SciSharp / LLamaSharp

A C#/.NET library to run LLM (🦙LLaMA/LLaVA) on your local device efficiently.
https://scisharp.github.io/LLamaSharp
MIT License
2.26k stars 300 forks source link

Wrong result when change to other model. #481

Open icemaple1251 opened 5 months ago

icemaple1251 commented 5 months ago

It works well when I use LLama2-7b-Chat, but when I changed the model to a new version mixtral-8x7b-v0.1Q2_K, when I ask the same question it seems that the robot gave a wrong answer, and it even changed my original question.

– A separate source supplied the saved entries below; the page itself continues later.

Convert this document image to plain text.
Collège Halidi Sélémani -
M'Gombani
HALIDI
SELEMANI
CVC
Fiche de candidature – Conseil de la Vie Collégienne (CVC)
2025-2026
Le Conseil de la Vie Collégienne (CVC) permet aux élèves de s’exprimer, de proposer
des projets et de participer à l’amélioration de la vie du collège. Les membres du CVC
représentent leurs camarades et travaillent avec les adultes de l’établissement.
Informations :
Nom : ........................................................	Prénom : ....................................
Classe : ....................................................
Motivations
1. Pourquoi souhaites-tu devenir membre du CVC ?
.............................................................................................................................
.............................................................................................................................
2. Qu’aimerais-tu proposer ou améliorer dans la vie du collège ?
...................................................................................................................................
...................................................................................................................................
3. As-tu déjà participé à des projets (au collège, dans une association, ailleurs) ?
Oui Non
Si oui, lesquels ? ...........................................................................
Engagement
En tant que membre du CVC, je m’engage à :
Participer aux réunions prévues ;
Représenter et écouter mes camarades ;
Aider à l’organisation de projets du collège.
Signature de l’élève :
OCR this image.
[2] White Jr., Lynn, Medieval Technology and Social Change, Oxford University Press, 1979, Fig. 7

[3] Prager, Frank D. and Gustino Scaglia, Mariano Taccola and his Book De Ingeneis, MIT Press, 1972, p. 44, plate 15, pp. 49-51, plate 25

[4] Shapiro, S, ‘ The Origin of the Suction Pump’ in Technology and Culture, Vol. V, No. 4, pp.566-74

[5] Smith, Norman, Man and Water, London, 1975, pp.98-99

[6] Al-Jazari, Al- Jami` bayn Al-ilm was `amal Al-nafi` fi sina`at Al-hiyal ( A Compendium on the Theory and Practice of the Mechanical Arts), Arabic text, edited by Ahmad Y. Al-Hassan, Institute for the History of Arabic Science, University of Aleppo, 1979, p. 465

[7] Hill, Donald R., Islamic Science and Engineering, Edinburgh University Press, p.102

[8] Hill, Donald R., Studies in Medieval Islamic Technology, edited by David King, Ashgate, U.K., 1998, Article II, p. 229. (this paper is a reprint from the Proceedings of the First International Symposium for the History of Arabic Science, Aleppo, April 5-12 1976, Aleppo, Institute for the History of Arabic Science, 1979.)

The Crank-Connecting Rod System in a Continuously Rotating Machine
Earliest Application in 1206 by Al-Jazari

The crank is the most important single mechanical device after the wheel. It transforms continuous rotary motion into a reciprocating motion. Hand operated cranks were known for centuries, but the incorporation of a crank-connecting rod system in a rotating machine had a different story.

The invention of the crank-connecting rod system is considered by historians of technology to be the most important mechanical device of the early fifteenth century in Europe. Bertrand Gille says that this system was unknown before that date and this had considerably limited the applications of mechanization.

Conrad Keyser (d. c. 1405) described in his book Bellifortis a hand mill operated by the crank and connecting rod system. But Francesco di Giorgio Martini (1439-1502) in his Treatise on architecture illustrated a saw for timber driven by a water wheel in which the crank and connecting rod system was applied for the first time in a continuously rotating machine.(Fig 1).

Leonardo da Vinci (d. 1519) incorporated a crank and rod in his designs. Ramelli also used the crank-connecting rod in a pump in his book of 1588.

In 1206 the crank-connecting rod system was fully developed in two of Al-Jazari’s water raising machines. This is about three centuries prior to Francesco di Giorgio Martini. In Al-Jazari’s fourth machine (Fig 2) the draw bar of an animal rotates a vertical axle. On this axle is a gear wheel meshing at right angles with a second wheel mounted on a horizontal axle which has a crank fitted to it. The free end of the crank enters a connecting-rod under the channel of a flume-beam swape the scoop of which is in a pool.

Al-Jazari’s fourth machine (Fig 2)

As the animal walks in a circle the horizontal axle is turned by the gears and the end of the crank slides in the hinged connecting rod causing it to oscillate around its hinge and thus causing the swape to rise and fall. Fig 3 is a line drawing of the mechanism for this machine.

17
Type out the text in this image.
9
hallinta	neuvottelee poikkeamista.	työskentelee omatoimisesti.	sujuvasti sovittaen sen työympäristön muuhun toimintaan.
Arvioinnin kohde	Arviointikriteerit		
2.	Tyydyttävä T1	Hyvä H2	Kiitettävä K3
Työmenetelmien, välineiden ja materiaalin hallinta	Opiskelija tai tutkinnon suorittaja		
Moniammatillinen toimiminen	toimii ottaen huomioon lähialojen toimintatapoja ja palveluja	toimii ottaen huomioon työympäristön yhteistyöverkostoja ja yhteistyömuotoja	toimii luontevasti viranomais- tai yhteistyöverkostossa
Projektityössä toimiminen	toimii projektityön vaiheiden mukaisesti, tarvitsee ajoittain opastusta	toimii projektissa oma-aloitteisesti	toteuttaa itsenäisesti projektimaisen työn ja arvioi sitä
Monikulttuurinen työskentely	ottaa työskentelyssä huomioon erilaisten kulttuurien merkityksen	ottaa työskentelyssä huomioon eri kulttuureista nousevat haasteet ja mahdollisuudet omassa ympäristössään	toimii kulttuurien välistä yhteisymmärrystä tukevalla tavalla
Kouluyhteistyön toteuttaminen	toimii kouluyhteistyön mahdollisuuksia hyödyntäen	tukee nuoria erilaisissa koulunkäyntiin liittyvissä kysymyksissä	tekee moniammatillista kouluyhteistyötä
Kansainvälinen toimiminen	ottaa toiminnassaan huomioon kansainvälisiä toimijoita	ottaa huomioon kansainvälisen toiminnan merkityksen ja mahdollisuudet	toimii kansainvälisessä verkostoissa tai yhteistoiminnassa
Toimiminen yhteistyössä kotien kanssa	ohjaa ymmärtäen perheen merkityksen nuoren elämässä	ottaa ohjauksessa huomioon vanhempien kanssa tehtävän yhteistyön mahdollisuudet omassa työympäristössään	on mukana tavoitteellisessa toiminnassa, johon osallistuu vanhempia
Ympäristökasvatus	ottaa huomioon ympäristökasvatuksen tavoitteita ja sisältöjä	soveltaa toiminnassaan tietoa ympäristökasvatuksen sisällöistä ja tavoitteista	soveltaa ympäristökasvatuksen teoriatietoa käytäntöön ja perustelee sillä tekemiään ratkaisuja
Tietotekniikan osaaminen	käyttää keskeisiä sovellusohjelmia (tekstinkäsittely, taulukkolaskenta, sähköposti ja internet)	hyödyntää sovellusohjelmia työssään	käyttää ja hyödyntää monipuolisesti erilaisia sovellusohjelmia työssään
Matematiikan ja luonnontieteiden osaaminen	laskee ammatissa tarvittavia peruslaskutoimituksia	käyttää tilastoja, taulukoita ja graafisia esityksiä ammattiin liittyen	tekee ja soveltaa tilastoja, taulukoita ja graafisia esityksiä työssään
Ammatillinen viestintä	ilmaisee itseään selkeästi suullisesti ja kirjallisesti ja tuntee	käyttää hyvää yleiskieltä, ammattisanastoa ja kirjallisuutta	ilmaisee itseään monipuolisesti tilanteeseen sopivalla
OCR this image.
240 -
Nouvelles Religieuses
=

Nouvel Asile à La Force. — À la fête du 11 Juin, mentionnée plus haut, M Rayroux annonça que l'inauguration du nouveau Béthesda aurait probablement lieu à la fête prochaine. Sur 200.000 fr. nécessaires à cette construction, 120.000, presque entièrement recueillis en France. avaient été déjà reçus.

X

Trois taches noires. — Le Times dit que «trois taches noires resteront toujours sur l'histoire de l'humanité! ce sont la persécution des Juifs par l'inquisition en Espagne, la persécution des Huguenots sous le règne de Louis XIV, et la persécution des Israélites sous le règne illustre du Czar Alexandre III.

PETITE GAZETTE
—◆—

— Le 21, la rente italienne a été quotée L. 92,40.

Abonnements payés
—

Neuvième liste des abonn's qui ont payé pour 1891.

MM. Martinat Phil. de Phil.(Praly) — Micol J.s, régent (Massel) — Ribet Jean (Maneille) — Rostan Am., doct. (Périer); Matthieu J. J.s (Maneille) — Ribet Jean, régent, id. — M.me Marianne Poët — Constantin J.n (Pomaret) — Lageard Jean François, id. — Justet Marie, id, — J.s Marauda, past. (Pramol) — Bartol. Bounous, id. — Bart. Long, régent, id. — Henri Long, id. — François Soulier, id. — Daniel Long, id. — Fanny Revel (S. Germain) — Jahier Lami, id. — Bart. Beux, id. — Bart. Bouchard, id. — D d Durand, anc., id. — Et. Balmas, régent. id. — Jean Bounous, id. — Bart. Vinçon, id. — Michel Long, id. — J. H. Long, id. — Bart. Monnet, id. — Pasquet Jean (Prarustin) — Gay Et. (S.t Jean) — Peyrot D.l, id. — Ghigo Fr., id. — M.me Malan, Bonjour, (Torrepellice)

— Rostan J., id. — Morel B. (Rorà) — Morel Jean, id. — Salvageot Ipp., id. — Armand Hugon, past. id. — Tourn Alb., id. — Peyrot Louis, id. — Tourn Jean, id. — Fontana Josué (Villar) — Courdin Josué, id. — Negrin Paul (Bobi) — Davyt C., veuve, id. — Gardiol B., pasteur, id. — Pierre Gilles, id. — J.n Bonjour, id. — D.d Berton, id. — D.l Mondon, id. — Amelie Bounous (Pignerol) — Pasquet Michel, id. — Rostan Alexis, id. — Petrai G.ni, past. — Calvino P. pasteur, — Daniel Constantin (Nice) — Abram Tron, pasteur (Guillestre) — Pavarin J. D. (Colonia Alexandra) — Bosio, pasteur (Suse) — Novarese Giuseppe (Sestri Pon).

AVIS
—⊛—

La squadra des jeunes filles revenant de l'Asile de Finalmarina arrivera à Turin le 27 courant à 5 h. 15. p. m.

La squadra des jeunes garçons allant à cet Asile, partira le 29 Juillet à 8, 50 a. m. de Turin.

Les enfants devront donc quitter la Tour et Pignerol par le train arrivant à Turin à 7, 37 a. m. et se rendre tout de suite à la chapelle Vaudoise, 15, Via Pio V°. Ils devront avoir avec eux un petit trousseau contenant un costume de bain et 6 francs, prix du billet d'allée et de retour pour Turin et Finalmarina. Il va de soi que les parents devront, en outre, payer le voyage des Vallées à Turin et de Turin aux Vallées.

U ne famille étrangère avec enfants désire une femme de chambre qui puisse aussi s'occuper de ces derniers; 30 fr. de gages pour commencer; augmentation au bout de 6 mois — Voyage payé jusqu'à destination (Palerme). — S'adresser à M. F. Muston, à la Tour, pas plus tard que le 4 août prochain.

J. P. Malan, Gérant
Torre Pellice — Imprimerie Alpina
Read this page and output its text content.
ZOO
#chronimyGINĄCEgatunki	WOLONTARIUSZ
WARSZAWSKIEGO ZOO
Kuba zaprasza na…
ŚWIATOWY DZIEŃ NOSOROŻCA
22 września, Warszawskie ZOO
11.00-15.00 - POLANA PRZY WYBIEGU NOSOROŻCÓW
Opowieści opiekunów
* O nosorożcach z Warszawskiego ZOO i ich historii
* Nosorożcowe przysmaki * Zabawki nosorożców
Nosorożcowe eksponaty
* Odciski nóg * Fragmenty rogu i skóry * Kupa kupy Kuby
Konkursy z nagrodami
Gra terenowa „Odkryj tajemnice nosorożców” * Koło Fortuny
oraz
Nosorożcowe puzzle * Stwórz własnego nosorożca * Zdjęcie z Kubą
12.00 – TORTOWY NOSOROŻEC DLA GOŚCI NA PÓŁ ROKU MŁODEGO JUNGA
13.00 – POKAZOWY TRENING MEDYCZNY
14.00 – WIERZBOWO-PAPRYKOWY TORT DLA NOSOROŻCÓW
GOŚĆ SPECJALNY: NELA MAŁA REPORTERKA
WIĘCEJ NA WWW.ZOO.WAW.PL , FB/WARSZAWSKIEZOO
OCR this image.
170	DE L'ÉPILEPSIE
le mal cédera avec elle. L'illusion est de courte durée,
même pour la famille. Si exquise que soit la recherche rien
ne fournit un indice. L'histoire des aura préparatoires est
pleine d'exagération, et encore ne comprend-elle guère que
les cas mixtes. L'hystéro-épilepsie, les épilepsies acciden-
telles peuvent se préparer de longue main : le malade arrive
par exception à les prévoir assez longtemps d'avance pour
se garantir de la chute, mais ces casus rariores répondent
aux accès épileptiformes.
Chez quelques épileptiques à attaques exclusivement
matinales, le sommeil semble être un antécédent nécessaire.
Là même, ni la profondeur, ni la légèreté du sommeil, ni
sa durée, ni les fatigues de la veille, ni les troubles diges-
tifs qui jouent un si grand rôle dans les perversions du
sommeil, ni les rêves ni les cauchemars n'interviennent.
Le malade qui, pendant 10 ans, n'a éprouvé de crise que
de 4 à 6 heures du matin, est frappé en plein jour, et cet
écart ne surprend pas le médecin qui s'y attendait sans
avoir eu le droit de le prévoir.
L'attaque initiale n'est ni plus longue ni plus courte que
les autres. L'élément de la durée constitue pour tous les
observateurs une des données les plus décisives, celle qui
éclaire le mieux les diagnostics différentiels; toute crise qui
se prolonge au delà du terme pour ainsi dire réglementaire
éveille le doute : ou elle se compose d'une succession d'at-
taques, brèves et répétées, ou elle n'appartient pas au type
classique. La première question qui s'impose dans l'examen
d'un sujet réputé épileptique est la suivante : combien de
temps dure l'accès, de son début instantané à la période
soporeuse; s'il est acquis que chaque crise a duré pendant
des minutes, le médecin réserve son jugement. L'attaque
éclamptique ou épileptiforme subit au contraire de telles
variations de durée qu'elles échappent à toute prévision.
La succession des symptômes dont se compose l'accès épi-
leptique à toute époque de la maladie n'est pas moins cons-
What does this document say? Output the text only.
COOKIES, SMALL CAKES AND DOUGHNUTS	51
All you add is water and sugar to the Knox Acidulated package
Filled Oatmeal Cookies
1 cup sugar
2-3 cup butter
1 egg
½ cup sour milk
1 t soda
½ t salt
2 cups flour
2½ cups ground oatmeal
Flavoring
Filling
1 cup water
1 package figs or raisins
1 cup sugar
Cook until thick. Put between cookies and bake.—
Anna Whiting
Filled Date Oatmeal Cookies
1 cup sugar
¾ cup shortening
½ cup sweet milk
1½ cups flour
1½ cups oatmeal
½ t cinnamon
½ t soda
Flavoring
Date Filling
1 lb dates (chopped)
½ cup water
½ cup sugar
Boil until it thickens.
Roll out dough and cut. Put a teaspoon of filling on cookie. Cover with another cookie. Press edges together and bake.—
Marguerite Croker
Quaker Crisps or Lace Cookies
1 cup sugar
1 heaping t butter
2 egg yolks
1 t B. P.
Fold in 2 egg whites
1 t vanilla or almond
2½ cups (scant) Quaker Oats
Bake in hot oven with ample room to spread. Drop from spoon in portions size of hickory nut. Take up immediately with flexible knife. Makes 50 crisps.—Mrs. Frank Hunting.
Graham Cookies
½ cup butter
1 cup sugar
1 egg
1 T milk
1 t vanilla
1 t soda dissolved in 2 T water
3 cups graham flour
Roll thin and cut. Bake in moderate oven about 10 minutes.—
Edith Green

Should I change some options or parameters some where when I change to another model? Anyone can help me? thanks. wrong correct

martindevans commented 5 months ago

Q2 is a pretty small quantisation, have you tested your Q2 model in llama.cpp directly to check this isn't just a bad response caused by the quantisation?

icemaple1251 commented 4 months ago

I have not tested your Q2 model in llama.cpp directly. But I do have try other models like "mixtral-8x7b-v0.1.Q8_0.gguf" I still get wo wrong answer, some answers may be repeated for several times. If some models are special for chat but others are not?

martindevans commented 4 months ago

The mixtral model you mentioned is Q8, which is much more forgiving than Q2. The smaller than number the more the model has been compressed, and the more likely it is to give bad answers.